Na verdade, essa visão – comum aos filósofos, teóricos sociais e vilões do filme de ação – tem uma longa história, descrita brilhantemente pelo antropólogo Marshal Sahlins em um livro recente. Sahlins narra a maneira como todos de Thucydides a Thomas Hobbes a John Adams escreveram suas histórias e teorias sociais seguindo uma suposição comum: o governo é a restrição necessária para as pessoas que – sem ela – se separariam. Importante, também foi no coração da crença de Freud que os indivíduos continham um núcleo impulsionado inteiramente por desejos egoístas, muitas vezes antisociais (o Id), que só poderiam ser contidos através da internalização das normas sociais (o Super-ego). Esta ideia pegou e dominou as primeiras décadas de psicologia clínica.

A natureza humana merece toda essa má imprensa? É claro que as pessoas (e seus genes) são egoístas de uma maneira: estão interessadas em sobreviver e se esforçam para otimizar as suas. Mas isso exige que eles sejam egoístas do outro lado: agindo com indiferença ou maldade com os outros? Muitos conceitos de natureza humana tratam esses dois tipos de egoísmo como idênticos, mas são poderosamente diferentes. Nós evoluímos não como indivíduos anti-sociais, isolados, mas em famílias e grupos sociais profundamente interdependentes. Isso sugere uma "natureza humana" que é radicalmente diferente da de Rumsfeld: uma em que nossos interesses, emoções e sobrevivência estão intimamente ligados com as pessoas que nos rodeiam, tanto que muitas civilizações descrevem cada pessoa como não só existente em seu próprio corpo , mas também nos corpos dos outros. Nesta visão, mesmo ser "egoísta" pode levar as pessoas a agir de forma generosa e empática em relação aos outros. Como disse Sahlins, "o que significa" interesse próprio "quando tanto o" eu "quanto o" interesse "são transpessoais?"

Nos últimos 50 anos, essa visão mais otimista recebeu um impulso da pesquisa em ciência psicológica. Este trabalho mostrou, uma e outra vez, que a mente humana é conduzida pelas realidades sociais e profundamente afetada por outras pessoas. Mais recentemente, a pesquisa de neurociências demonstrou maneiras de o mundo social ficar sob a nossa pele, permeando a forma como nossos cérebros processam informações.

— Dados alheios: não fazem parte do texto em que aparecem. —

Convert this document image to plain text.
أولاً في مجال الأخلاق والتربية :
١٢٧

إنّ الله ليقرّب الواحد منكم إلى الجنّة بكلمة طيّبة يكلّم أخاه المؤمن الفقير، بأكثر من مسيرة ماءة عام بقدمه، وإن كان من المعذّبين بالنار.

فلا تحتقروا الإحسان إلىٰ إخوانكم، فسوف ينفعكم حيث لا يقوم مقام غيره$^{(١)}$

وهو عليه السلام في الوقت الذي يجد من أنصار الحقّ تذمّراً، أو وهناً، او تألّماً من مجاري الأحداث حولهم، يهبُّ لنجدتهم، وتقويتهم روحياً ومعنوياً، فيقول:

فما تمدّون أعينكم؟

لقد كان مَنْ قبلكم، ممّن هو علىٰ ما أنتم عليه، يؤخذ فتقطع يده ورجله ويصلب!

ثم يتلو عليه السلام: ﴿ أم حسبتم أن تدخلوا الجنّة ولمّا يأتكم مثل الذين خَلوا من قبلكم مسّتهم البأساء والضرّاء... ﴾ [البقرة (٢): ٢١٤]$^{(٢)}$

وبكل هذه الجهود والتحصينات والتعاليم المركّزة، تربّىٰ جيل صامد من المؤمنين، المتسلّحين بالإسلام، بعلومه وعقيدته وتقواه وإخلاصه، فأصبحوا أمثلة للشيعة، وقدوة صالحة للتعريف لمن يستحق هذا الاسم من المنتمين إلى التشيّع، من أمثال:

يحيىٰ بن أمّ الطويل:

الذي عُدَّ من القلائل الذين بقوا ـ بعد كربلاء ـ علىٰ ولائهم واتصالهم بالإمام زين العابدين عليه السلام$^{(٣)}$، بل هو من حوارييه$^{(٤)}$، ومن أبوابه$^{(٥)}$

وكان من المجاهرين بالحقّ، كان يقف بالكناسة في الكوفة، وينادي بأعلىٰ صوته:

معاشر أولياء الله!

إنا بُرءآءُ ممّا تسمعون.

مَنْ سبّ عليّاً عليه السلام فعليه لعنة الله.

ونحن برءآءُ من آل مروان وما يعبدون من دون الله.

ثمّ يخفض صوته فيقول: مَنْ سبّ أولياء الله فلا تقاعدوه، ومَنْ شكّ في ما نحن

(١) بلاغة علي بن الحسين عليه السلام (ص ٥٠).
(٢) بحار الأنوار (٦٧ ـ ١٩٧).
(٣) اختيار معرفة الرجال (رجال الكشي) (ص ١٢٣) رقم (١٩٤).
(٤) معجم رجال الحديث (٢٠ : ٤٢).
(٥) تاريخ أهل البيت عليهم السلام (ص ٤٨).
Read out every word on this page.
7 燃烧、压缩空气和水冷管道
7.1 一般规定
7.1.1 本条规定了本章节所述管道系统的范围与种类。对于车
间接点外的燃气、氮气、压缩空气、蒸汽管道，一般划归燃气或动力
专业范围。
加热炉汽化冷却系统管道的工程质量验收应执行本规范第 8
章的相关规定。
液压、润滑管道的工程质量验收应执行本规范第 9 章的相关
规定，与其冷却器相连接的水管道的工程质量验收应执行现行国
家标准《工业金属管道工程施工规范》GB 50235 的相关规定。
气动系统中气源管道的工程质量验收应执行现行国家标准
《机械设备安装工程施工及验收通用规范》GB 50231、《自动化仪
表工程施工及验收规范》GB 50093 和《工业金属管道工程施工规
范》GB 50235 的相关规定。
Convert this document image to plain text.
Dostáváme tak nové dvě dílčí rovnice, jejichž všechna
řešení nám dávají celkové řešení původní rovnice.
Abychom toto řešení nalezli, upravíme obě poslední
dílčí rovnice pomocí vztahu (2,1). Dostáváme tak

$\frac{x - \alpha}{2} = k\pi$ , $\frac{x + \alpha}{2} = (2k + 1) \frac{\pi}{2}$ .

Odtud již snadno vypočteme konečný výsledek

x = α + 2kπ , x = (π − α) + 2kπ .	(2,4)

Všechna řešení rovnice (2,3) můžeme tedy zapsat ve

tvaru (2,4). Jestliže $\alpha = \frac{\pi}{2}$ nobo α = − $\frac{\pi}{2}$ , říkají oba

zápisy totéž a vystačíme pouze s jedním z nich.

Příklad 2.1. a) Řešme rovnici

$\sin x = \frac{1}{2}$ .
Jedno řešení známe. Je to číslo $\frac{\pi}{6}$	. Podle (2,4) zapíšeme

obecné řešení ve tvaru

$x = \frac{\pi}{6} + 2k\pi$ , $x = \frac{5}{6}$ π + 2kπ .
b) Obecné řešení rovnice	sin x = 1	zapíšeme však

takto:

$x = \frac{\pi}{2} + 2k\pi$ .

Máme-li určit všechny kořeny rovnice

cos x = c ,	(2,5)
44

Este blog pretende ajudar os leitores a recuperar uma sensação de natureza humana como social em vez de anti-social. Para este fim, descreverei a pesquisa sobre a mente social, com o objetivo de amarrar o trabalho na psicologia experimental aos conceitos não-científicos da natureza e da sociedade humanas. Algumas das idéias com as quais vou me concentrar mais são:

(1) As muitas maneiras pelas quais nossos pensamentos, percepções e emoções estão ligados aos de outras pessoas, e as formas como essa interconectividade psicológica impulsiona comportamentos prosociais como altruísmo e cooperação.

(2) A incrível quantidade de recursos mentais que as pessoas dedicam à compreensão de outras mentes e maneiras pelas quais o bem-estar psicológico e físico dos indivíduos está intimamente ligado à sua capacidade de se conectar com os outros.

(3) Circunstâncias que podem alterar, fechar ou reverter o senso de interdependência entre as pessoas, levando ao comportamento antisocial que vimos durante os tumultos de Bagdá, o genocídio ruandês e outras catástrofes humanitárias.

(4) Conciliar as conexões sociais (distantes, muitas vezes eletrônicas) disponíveis na vida contemporânea com o contato interpessoal muito mais direto para o qual nossos instintos sociais provavelmente evoluíram.

Estou, acima de tudo, ansioso para ouvir seus pensamentos sobre a sociedade e a natureza humana. Todas as ideias ou perguntas que você tem sobre as interações sociais na mente e no cérebro são sempre de interesse para mim, e aguardo com expectativa o diálogo com você sobre esses tópicos.